MAIN POINTS ABOUT SACRED PLACES

 

1. Sacred places are sites which have some kind of extraordinary qualities that evoke spiritual or mystical feelings and experiences which may help explain why some attract thousands to millions of pilgrims and visitors annually.

2. Sacred places are ubiquitous temporally, spatially, and culturally, in contrast to secular government protected areas which cover only about 5% of the land surface of planet Earth.

3. Sacred places are not anachronistic, but many have endured for centuries or even millennia, even through a succession of cultures and/or religions, while others are recent, being revitalized, or even newly created, and yet others are temporary or may be sanctified and later desanctified.

4. Some cultures or religions consider the entire earth to be sacred even though they recognize certain places as far more sacred than others, and some consider an entire landscape as sacred or it may include a network of multiple sacred sites which may be connected by a pilgrimage route rather than isolates.

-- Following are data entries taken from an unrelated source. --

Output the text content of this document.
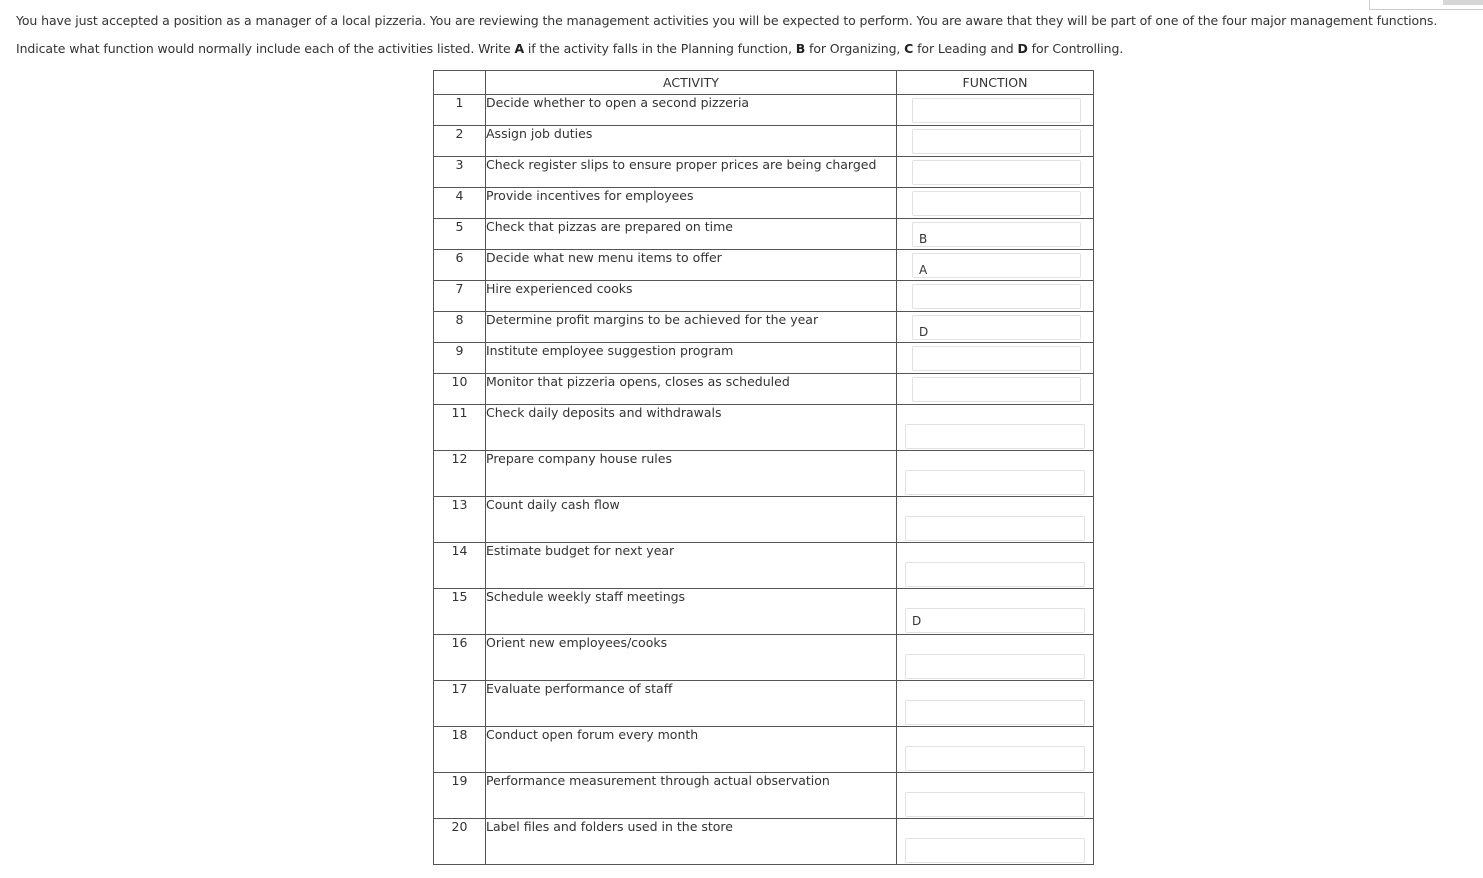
You have just accepted a position as a manager of a local pizzeria. You are reviewing the management activities you will be expected to perform. You are aware that they will be part of one of the four major management functions.

Indicate what function would normally include each of the activities listed. Write A if the activity falls in the Planning function, B for Organizing, C for Leading and D for Controlling.

	ACTIVITY	FUNCTION
1	Decide whether to open a second pizzeria	

2	Assign job duties	

3	Check register slips to ensure proper prices are being charged	

4	Provide incentives for employees	

5	Check that pizzas are prepared on time	B

6	Decide what new menu items to offer	A

7	Hire experienced cooks	

8	Determine profit margins to be achieved for the year	D

9	Institute employee suggestion program	

10	Monitor that pizzeria opens, closes as scheduled	

11	Check daily deposits and withdrawals	

12	Prepare company house rules	

13	Count daily cash flow	

14	Estimate budget for next year	

15	Schedule weekly staff meetings	D

16	Orient new employees/cooks	

17	Evaluate performance of staff	

18	Conduct open forum every month	

19	Performance measurement through actual observation	

20	Label files and folders used in the store	
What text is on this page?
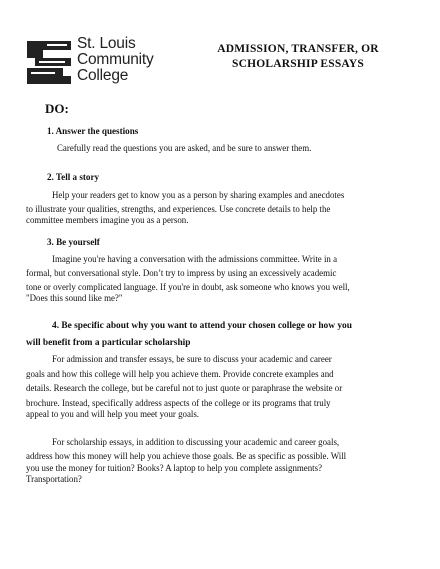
St. Louis
Community
College
ADMISSION, TRANSFER, OR
SCHOLARSHIP ESSAYS
DO:
1. Answer the questions
Carefully read the questions you are asked, and be sure to answer them.
2. Tell a story
Help your readers get to know you as a person by sharing examples and anecdotes
to illustrate your qualities, strengths, and experiences. Use concrete details to help the
committee members imagine you as a person.
3. Be yourself
Imagine you're having a conversation with the admissions committee. Write in a
formal, but conversational style. Don’t try to impress by using an excessively academic
tone or overly complicated language. If you're in doubt, ask someone who knows you well,
"Does this sound like me?"
4. Be specific about why you want to attend your chosen college or how you
will benefit from a particular scholarship
For admission and transfer essays, be sure to discuss your academic and career
goals and how this college will help you achieve them. Provide concrete examples and
details. Research the college, but be careful not to just quote or paraphrase the website or
brochure. Instead, specifically address aspects of the college or its programs that truly
appeal to you and will help you meet your goals.
For scholarship essays, in addition to discussing your academic and career goals,
address how this money will help you achieve those goals. Be as specific as possible. Will
you use the money for tuition? Books? A laptop to help you complete assignments?
Transportation?
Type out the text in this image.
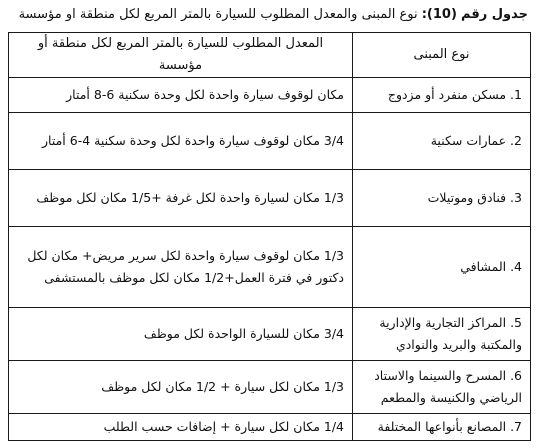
جدول رقم (10): نوع المبنى والمعدل المطلوب للسيارة بالمتر المربع لكل منطقة او مؤسسة
نوع المبنى	المعدل المطلوب للسيارة بالمتر المربع لكل منطقة أو مؤسسة
1. مسكن منفرد أو مزدوج	مكان لوقوف سيارة واحدة لكل وحدة سكنية 6-8 أمتار
2. عمارات سكنية	3/4 مكان لوقوف سيارة واحدة لكل وحدة سكنية 4-6 أمتار
3. فنادق وموتيلات	1/3 مكان لسيارة واحدة لكل غرفة +1/5 مكان لكل موظف
4. المشافي	1/3 مكان لوقوف سيارة واحدة لكل سرير مريض+ مكان لكل دكتور في فترة العمل+1/2 مكان لكل موظف بالمستشفى
5. المراكز التجارية والإدارية والمكتبة والبريد والنوادي	3/4 مكان للسيارة الواحدة لكل موظف
6. المسرح والسينما والاستاد الرياضي والكنيسة والمطعم	1/3 مكان لكل سيارة + 1/2 مكان لكل موظف
7. المصانع بأنواعها المختلفة	1/4 مكان لكل سيارة + إضافات حسب الطلب
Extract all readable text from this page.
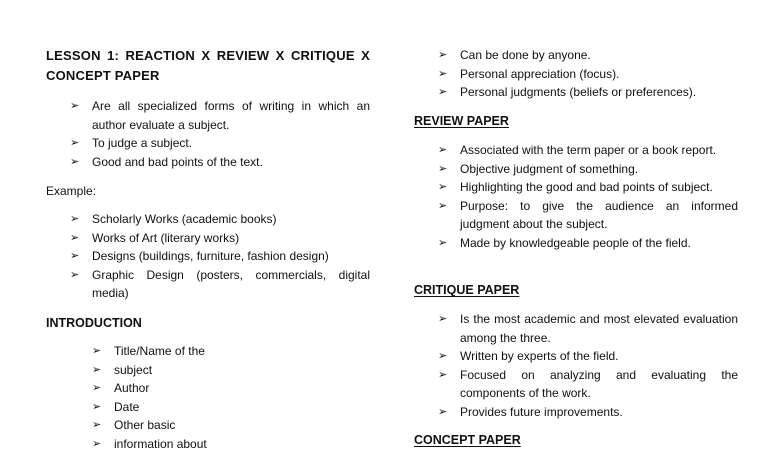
LESSON 1: REACTION X REVIEW X CRITIQUE X CONCEPT PAPER
➢	Are all specialized forms of writing in which an author evaluate a subject.
➢	To judge a subject.
➢	Good and bad points of the text.

Example:

➢	Scholarly Works (academic books)
➢	Works of Art (literary works)
➢	Designs (buildings, furniture, fashion design)
➢	Graphic Design (posters, commercials, digital media)
INTRODUCTION
➢	Title/Name of the
➢	subject
➢	Author
➢	Date
➢	Other basic
➢	information about
➢	Can be done by anyone.
➢	Personal appreciation (focus).
➢	Personal judgments (beliefs or preferences).
REVIEW PAPER
➢	Associated with the term paper or a book report.
➢	Objective judgment of something.
➢	Highlighting the good and bad points of subject.
➢	Purpose: to give the audience an informed judgment about the subject.
➢	Made by knowledgeable people of the field.
CRITIQUE PAPER
➢	Is the most academic and most elevated evaluation among the three.
➢	Written by experts of the field.
➢	Focused on analyzing and evaluating the components of the work.
➢	Provides future improvements.
CONCEPT PAPER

5. People from a diversity of backgrounds (cultural, religious, linguistic, historical, geographical, and/or ecological) may consider the same place to be sacred, even though they may interpret it differently (multivocality).

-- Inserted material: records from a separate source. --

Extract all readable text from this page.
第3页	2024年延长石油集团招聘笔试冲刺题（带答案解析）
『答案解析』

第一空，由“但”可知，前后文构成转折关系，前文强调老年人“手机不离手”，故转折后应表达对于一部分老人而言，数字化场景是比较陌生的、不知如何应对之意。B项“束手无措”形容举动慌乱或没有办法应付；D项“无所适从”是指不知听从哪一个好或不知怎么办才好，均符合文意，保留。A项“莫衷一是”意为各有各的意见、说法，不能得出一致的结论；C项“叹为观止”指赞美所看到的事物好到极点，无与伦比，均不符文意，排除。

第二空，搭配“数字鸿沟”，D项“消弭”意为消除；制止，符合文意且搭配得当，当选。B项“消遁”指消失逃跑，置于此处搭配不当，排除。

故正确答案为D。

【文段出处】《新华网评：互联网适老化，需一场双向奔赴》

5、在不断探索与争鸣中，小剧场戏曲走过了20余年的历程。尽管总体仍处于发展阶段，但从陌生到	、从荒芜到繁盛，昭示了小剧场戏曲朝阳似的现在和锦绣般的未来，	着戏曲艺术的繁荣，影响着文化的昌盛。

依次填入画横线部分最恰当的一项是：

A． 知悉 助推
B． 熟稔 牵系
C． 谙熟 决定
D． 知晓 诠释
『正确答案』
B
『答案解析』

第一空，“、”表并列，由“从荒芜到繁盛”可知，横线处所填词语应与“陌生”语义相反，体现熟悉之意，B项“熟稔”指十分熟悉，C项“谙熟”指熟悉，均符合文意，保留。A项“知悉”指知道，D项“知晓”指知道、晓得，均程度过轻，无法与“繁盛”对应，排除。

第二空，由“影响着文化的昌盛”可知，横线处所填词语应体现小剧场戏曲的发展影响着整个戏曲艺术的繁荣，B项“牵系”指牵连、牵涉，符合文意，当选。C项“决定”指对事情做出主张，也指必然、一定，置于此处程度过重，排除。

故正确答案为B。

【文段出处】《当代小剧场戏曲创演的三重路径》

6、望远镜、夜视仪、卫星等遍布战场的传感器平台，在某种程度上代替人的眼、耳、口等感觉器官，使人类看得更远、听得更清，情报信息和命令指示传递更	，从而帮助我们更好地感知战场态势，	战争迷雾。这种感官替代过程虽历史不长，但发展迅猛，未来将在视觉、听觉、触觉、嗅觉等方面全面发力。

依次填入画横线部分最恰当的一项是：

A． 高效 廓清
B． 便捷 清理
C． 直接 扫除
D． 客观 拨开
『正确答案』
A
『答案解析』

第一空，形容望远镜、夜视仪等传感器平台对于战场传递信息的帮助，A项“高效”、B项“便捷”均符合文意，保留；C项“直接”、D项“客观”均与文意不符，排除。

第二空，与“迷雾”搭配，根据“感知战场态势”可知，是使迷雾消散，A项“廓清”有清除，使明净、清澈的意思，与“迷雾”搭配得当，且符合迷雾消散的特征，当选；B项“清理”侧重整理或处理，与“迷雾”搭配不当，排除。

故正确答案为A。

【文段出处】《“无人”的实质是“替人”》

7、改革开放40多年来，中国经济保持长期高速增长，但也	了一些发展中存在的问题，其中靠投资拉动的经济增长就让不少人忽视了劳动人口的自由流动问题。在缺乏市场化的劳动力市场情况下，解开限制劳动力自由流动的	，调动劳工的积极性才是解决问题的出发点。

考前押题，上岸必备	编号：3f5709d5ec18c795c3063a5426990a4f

6. The above generalization points to the possibility that sacredness may be an intrinsic or inherent quality of some sites, rather than only created or imposed by cultural constructions or interpretations.

7. Nevertheless, sacred places are often contested sites, and as such can involve basic human rights issues such as cultural and religious freedom.

8. Anyone should approach a any sacred place with caution, respect, and reverence following the appropriate cultural and/or religious protocol.
"Spirit of place is the power that is manifested in sacred space. People who enter the space, and are aware of the spirit, experience it in various ways: often healing, meaning, transformation, strength, or connectedness with nature; though sometimes as threat, risk, or ordeal" (Donald Hughes 1991:15 in Swan).

"To know the spirit of place then would seemingly be essential to the art of planning, designing and building sustainable societies" (James Swan 1991:2 in The Power of Place and Human Environments).